Agreed. Do both. If I can only pick one though, it’s the DL. Should have started doing them a long time ago. Also, I will typically pick a more complex movement instead of isolation because my goal is functional strength, which is what I tend to use living life.

George Christiansen's avatar

Another factor in #2 is that even though the % of stress may be more direct doesn't mean that the overall stress is.

Say you deadlift 405 and RDL 225; both for 5's.

Let guess that your hamstrings only contribute to 50% of the lift, but 75% of an RDL.

The stress from DL's is 202.5 and the only about 170 for RDL's.

So the hamstrings are "targeted" more from DL's.

Those number are obviously not exact, but they are different enough to make the conclusion otherwise.

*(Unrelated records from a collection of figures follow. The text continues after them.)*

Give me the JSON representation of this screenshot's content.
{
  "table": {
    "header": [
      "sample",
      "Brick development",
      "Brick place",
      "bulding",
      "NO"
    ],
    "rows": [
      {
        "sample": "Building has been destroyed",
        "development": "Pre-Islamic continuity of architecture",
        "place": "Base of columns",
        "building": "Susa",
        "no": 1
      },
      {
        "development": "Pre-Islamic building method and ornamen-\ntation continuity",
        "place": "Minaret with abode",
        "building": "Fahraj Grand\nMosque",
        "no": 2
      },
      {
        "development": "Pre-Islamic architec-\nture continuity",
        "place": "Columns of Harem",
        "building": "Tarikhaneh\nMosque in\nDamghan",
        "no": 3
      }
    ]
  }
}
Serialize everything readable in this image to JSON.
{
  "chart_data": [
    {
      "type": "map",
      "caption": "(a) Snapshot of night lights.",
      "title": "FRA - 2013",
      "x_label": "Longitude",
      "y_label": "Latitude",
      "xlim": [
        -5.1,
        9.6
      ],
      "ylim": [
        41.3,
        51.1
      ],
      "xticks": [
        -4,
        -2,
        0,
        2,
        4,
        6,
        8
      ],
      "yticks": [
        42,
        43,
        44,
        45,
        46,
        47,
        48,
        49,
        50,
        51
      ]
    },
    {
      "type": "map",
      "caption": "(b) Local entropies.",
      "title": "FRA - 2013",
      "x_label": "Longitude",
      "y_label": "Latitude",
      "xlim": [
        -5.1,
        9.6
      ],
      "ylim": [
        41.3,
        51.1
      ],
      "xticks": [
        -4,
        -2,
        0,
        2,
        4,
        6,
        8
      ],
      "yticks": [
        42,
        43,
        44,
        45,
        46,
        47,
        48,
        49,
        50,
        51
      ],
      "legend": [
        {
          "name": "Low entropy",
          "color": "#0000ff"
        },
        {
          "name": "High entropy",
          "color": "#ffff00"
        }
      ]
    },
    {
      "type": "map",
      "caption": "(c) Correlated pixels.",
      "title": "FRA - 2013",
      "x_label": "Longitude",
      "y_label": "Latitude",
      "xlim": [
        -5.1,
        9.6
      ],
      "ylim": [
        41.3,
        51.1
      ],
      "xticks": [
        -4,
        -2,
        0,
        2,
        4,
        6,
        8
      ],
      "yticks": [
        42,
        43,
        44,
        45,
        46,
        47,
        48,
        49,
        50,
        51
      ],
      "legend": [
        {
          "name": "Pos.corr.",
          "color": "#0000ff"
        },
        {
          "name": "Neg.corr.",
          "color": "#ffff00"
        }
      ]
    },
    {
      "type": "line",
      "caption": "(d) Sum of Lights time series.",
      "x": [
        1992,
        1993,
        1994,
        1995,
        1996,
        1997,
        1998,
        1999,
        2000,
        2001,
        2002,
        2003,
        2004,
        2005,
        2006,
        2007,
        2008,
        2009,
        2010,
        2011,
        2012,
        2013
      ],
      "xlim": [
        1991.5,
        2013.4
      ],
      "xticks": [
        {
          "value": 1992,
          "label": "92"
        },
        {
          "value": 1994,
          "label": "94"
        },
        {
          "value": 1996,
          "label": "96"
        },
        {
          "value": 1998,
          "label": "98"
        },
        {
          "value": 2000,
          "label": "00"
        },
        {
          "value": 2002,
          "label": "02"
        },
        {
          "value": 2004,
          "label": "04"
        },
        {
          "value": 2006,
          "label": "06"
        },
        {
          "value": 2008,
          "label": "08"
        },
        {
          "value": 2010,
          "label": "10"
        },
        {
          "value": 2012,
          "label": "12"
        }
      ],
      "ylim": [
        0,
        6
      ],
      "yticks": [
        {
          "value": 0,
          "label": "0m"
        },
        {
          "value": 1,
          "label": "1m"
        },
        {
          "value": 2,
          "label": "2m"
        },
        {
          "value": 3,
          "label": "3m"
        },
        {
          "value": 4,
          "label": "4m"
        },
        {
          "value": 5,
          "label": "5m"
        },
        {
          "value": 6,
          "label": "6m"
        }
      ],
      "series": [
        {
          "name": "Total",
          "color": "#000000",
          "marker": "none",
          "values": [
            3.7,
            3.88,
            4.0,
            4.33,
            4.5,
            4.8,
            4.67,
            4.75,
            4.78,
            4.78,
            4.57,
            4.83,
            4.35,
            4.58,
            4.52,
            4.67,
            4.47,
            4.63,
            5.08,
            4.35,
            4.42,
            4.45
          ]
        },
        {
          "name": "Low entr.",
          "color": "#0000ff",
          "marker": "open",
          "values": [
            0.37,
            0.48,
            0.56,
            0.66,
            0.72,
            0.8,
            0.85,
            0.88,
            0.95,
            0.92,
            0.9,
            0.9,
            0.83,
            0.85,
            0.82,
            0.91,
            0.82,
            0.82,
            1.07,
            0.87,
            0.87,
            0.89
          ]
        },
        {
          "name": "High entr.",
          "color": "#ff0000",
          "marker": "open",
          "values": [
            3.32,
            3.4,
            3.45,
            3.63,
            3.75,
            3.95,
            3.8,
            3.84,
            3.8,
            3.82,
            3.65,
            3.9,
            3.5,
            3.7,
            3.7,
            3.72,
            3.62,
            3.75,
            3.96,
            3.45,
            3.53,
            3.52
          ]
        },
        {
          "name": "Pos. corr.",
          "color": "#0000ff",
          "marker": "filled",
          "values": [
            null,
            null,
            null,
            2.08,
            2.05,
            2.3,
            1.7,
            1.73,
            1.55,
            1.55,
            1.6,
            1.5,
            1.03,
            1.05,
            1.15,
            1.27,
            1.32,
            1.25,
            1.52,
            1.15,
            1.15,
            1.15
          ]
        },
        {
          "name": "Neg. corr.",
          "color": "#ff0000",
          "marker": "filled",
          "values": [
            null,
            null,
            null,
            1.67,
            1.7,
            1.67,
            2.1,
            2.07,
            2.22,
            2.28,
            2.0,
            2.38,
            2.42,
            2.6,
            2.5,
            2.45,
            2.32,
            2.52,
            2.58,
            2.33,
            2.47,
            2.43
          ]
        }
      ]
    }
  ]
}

If anything I think DL's win by a better margin.

Michael Wolf's avatar

I've used the same argument for quads in the low bar squat - if your high bar has been stuck at 225-255 for ages as it was for many of the crossfitters who took my class, then I switched them to low bar and got it to 315 in 8 weeks, as I often did - their front squats and cleans and snatches always went up too, even without having done them for 8 weeks. I used this as a part of the explanation why: your quads might've been doing 55% of the work at 245, vs only 45% at 315. But 45% of 315 is more than 55% of 245 PLUS all the other muscles getting that much more work.

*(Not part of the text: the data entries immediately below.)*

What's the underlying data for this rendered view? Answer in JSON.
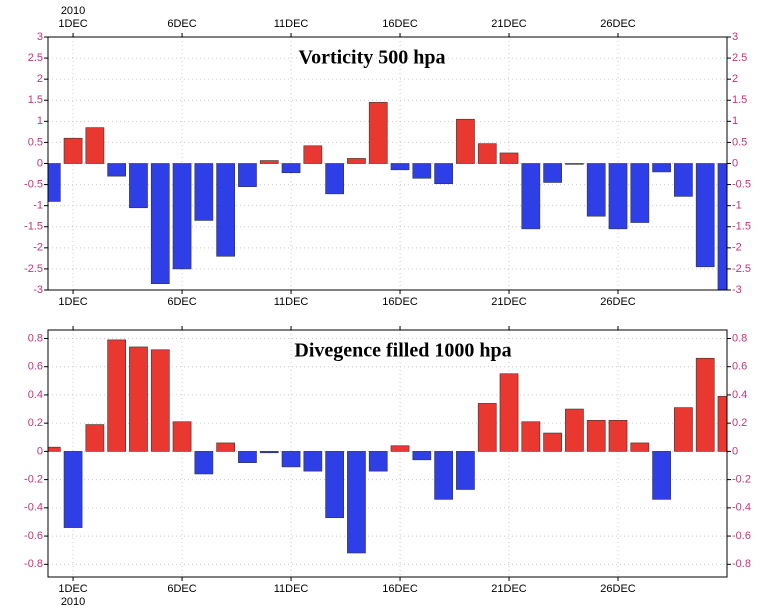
{
  "chart_data": [
    {
      "type": "bar",
      "title": "Vorticity 500 hpa",
      "year": "2010",
      "x": [
        0,
        1,
        2,
        3,
        4,
        5,
        6,
        7,
        8,
        9,
        10,
        11,
        12,
        13,
        14,
        15,
        16,
        17,
        18,
        19,
        20,
        21,
        22,
        23,
        24,
        25,
        26,
        27,
        28,
        29,
        30,
        31
      ],
      "values": [
        -0.9,
        0.6,
        0.85,
        -0.3,
        -1.05,
        -2.85,
        -2.5,
        -1.35,
        -2.2,
        -0.55,
        0.07,
        -0.22,
        0.42,
        -0.72,
        0.12,
        1.45,
        -0.15,
        -0.35,
        -0.48,
        1.05,
        0.47,
        0.25,
        -1.55,
        -0.45,
        -0.02,
        -1.25,
        -1.55,
        -1.4,
        -0.2,
        -0.78,
        -2.45,
        -3.1
      ],
      "positive_color": "#e8382f",
      "negative_color": "#2e3fe8",
      "xlim": [
        -0.15,
        31
      ],
      "ylim": [
        -3,
        3
      ],
      "xticks": [
        {
          "value": 1,
          "label": "1DEC"
        },
        {
          "value": 6,
          "label": "6DEC"
        },
        {
          "value": 11,
          "label": "11DEC"
        },
        {
          "value": 16,
          "label": "16DEC"
        },
        {
          "value": 21,
          "label": "21DEC"
        },
        {
          "value": 26,
          "label": "26DEC"
        }
      ],
      "yticks": [
        -3,
        -2.5,
        -2,
        -1.5,
        -1,
        -0.5,
        0,
        0.5,
        1,
        1.5,
        2,
        2.5,
        3
      ],
      "grid": true,
      "top_axis_labels": true
    },
    {
      "type": "bar",
      "title": "Divegence filled 1000 hpa",
      "year": "2010",
      "x": [
        0,
        1,
        2,
        3,
        4,
        5,
        6,
        7,
        8,
        9,
        10,
        11,
        12,
        13,
        14,
        15,
        16,
        17,
        18,
        19,
        20,
        21,
        22,
        23,
        24,
        25,
        26,
        27,
        28,
        29,
        30,
        31
      ],
      "values": [
        0.03,
        -0.54,
        0.19,
        0.79,
        0.74,
        0.72,
        0.21,
        -0.16,
        0.06,
        -0.08,
        -0.01,
        -0.11,
        -0.14,
        -0.47,
        -0.72,
        -0.14,
        0.04,
        -0.06,
        -0.34,
        -0.27,
        0.34,
        0.55,
        0.21,
        0.13,
        0.3,
        0.22,
        0.22,
        0.06,
        -0.34,
        0.31,
        0.66,
        0.39
      ],
      "positive_color": "#e8382f",
      "negative_color": "#2e3fe8",
      "xlim": [
        -0.15,
        31
      ],
      "ylim": [
        -0.89,
        0.86
      ],
      "xticks": [
        {
          "value": 1,
          "label": "1DEC"
        },
        {
          "value": 6,
          "label": "6DEC"
        },
        {
          "value": 11,
          "label": "11DEC"
        },
        {
          "value": 16,
          "label": "16DEC"
        },
        {
          "value": 21,
          "label": "21DEC"
        },
        {
          "value": 26,
          "label": "26DEC"
        }
      ],
      "yticks": [
        -0.8,
        -0.6,
        -0.4,
        -0.2,
        0,
        0.2,
        0.4,
        0.6,
        0.8
      ],
      "grid": true,
      "top_axis_labels": false
    }
  ]
}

I think it gets more complex at late intermediate and beyond when you need to start using algebra and maybe eventually calculus instead of merely arithmetic, but it seems right as a first approximation

George Christiansen's avatar

Yeah.

Having to do front squats for a while due to a shoulder injury was what got me thinking about it initially.

I'm sure technique factors into the algebra too.